6) Practical Handover And Ongoing Management
- Complete any fit-out or access arrangements, provide building induction and safety rules, and share any necessary building contacts or manuals.
- Calendar key dates (rent reviews, end of term, head lease critical dates) and monitor compliance so issues are picked up early.
Alternative pathways: If you actually want to hand over the whole lease and exit, consider an assignment instead of a sublease (usually via a deed of assignment of lease). If you want to grant more flexible, non-exclusive rights (for example, hot desk use in a shared area), a property licence agreement may be more suitable.
Core Documents Checklist
- Sublease (subletting lease agreement) tailored to your head lease and state.
- Landlord’s written consent, and any required deed of consent.
- Bond/guarantee documentation and receipt or bank guarantee instrument.
- Insurance certificates of currency (public liability and any other required cover).
- Annexures (plan of the sublet area and relevant head lease clauses).
Ongoing Compliance, Risks And Ending A Sublease
Subletting doesn’t end when the ink dries. Managing the arrangement well protects your relationship with the landlord and keeps the subtenant on track.
Head Tenant Responsibilities Don’t Disappear
- You remain liable to the landlord for rent and compliance under the head lease, including for areas used by the subtenant.
- Monitor subtenant conduct (use, noise, waste, access rules) and step in early if issues arise to avoid a breach of the head lease.
- Ensure rent collected from the subtenant aligns with rent you pay to the landlord and upcoming reviews.
Common Pitfalls To Avoid
- Skipping landlord consent or not following the consent procedure set out in the lease.
- Using a generic template that doesn’t incorporate the head lease obligations or local laws.
- Failing to properly define the sublet area, which can lead to access and maintenance disputes.
- Not aligning the sublease term with the head lease (or forgetting to address what happens if the head lease ends).
- Overlooking insurance requirements or not collecting current certificates of currency.
Retail Tenancy Considerations
If your space is a retail premises, additional steps may apply (such as disclosure requirements, process rules and timelines). These obligations vary by state and, in some cases, apply more clearly to assignments than subleases. Always confirm which parts of the regime apply to your proposed sublease. As a starting point for NSW, see the overview of the Retail Leases Act.
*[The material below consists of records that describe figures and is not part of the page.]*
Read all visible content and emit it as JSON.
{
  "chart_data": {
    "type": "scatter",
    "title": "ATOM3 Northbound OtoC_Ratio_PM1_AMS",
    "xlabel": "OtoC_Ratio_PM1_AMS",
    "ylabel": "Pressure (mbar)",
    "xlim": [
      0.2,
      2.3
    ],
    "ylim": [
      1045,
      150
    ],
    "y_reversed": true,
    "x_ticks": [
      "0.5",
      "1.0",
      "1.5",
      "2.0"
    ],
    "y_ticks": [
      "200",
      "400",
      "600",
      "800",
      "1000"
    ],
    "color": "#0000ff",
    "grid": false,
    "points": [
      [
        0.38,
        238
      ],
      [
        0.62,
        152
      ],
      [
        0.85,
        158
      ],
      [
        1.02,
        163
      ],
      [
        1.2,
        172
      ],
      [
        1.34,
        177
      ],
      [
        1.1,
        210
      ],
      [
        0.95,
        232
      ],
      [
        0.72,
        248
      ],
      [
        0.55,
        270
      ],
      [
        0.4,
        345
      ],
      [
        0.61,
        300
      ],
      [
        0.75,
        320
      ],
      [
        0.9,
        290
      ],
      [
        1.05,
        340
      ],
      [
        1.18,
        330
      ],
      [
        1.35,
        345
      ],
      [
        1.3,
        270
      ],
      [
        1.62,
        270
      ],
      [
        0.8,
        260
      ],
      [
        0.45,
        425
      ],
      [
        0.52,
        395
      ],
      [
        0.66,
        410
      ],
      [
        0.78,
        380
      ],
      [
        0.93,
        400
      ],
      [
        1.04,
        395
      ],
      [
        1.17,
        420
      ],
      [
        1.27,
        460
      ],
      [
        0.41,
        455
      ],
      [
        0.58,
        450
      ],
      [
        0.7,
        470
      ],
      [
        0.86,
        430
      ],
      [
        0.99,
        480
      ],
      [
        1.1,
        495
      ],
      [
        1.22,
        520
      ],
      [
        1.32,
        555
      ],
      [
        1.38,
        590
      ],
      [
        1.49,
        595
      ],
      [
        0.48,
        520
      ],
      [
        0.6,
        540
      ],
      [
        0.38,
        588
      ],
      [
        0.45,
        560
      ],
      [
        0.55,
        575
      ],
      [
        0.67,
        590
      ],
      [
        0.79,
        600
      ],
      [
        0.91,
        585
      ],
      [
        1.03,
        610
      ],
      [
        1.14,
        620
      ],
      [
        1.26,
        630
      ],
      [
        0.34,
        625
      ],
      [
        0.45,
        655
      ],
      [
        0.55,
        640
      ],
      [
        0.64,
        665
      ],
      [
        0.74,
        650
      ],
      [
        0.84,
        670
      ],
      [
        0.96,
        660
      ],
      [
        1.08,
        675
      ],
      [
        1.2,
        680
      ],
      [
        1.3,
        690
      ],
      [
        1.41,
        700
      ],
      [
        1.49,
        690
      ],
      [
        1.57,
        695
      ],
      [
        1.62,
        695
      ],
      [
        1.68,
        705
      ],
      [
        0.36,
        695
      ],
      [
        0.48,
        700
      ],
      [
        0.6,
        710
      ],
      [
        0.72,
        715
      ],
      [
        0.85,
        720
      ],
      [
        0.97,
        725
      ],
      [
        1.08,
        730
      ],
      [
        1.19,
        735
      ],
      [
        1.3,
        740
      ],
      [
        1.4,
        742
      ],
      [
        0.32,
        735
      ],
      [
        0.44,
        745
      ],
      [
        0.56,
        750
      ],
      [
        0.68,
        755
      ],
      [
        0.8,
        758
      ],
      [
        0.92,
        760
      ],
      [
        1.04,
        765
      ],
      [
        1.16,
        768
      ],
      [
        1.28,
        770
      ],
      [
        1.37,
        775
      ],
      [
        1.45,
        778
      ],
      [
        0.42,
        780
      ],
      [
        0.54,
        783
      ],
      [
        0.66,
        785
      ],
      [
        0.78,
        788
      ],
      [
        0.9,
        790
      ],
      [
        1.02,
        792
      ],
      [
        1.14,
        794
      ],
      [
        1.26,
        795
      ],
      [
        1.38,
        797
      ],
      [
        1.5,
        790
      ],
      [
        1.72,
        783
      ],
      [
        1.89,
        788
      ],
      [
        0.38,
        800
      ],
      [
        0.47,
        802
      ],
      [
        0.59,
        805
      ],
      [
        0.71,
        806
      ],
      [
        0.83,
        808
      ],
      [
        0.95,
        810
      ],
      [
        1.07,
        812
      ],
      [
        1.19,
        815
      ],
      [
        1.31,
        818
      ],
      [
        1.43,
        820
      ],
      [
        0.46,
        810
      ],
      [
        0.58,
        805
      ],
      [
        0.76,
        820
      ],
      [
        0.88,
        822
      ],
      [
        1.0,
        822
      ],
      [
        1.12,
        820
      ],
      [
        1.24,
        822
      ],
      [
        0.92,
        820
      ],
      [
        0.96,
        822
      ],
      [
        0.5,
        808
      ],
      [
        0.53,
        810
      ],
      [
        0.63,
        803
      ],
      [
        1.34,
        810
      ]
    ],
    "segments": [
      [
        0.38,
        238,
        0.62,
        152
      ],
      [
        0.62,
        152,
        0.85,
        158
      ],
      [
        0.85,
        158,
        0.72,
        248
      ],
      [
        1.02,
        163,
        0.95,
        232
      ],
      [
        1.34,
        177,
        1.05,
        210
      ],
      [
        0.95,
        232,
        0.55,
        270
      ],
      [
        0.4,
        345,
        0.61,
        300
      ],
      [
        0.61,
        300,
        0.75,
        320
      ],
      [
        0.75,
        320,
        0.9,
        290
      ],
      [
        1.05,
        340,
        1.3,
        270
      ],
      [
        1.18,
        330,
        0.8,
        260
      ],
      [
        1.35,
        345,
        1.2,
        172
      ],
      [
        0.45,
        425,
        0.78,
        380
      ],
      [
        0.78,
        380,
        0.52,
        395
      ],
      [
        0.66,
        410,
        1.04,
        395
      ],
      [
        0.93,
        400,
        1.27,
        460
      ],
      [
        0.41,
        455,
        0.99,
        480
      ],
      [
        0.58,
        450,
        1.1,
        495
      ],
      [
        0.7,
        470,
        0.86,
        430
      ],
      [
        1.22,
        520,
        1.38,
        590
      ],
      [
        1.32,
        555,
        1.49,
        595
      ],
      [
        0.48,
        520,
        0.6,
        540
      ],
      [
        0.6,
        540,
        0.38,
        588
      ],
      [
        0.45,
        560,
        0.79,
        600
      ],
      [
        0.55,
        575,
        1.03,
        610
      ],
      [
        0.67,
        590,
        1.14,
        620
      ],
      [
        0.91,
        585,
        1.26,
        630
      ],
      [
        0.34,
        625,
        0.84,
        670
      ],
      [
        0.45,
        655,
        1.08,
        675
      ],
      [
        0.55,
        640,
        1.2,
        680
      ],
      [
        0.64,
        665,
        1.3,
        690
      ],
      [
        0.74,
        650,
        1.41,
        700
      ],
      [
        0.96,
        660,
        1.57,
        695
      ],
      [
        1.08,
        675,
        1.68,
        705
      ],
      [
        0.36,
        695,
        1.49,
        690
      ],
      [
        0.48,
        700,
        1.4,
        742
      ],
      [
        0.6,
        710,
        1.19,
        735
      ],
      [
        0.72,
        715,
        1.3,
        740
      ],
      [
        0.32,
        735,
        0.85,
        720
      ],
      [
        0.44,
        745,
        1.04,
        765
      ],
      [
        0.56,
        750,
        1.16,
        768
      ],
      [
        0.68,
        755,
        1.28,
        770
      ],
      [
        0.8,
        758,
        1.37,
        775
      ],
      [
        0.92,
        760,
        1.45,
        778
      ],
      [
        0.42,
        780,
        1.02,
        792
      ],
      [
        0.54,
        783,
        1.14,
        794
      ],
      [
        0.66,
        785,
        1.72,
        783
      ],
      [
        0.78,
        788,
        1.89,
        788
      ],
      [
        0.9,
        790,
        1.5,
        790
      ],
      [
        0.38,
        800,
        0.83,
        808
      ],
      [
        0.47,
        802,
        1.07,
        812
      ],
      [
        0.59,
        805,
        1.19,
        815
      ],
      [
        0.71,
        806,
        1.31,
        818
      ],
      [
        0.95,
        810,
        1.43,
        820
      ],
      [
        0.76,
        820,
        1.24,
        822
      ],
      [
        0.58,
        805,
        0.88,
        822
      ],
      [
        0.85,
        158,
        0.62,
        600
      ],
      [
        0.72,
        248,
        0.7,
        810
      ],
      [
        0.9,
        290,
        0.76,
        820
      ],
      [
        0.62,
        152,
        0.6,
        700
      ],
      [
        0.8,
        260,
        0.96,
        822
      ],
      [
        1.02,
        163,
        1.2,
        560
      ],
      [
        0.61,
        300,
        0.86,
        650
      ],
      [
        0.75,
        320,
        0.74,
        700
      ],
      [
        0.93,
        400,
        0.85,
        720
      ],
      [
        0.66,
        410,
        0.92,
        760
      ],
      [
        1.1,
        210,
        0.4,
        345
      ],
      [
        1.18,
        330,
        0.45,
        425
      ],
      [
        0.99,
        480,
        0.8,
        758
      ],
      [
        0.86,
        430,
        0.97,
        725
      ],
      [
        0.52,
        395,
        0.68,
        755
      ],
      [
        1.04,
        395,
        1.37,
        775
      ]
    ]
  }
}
Disputes, Variations And Termination
- Build in a sensible dispute resolution clause and a process for addressing repairs, make-good and access issues.
- If you need to wind things up early, your options will depend on the sublease terms, the head lease and any consent deed conditions. If you’re looking at bringing the head lease to an end, get advice early about lease termination risks and process.
- Keep communications with the subtenant and landlord in writing and on file-clear records can resolve many issues quickly.
An organised approach and strong paperwork are your best risk management tools. If in doubt, a quick check-in with a commercial lease lawyer can save time and money down the track.
Key Takeaways
- Subletting is possible for many commercial tenants, but you must follow your head lease and obtain written landlord consent where required.
- Treat subletting, assignment and licensing as different tools-choose the one that best fits your goals and what your lease allows.
- State laws and retail leasing regimes affect consent and process; don’t assume a blanket “can’t unreasonably refuse” rule applies to every sublease.
- A tailored sublease that incorporates key head lease obligations, clear use, defined areas, rent/outgoings, insurance and termination terms is essential.
- Your obligations to the landlord continue-monitor compliance, keep records, and align sublease dates with the head lease to avoid surprises.
- Consider professional help for the consent process, drafting and negotiation. A clean commercial sublease agreement and a lease review can prevent costly disputes.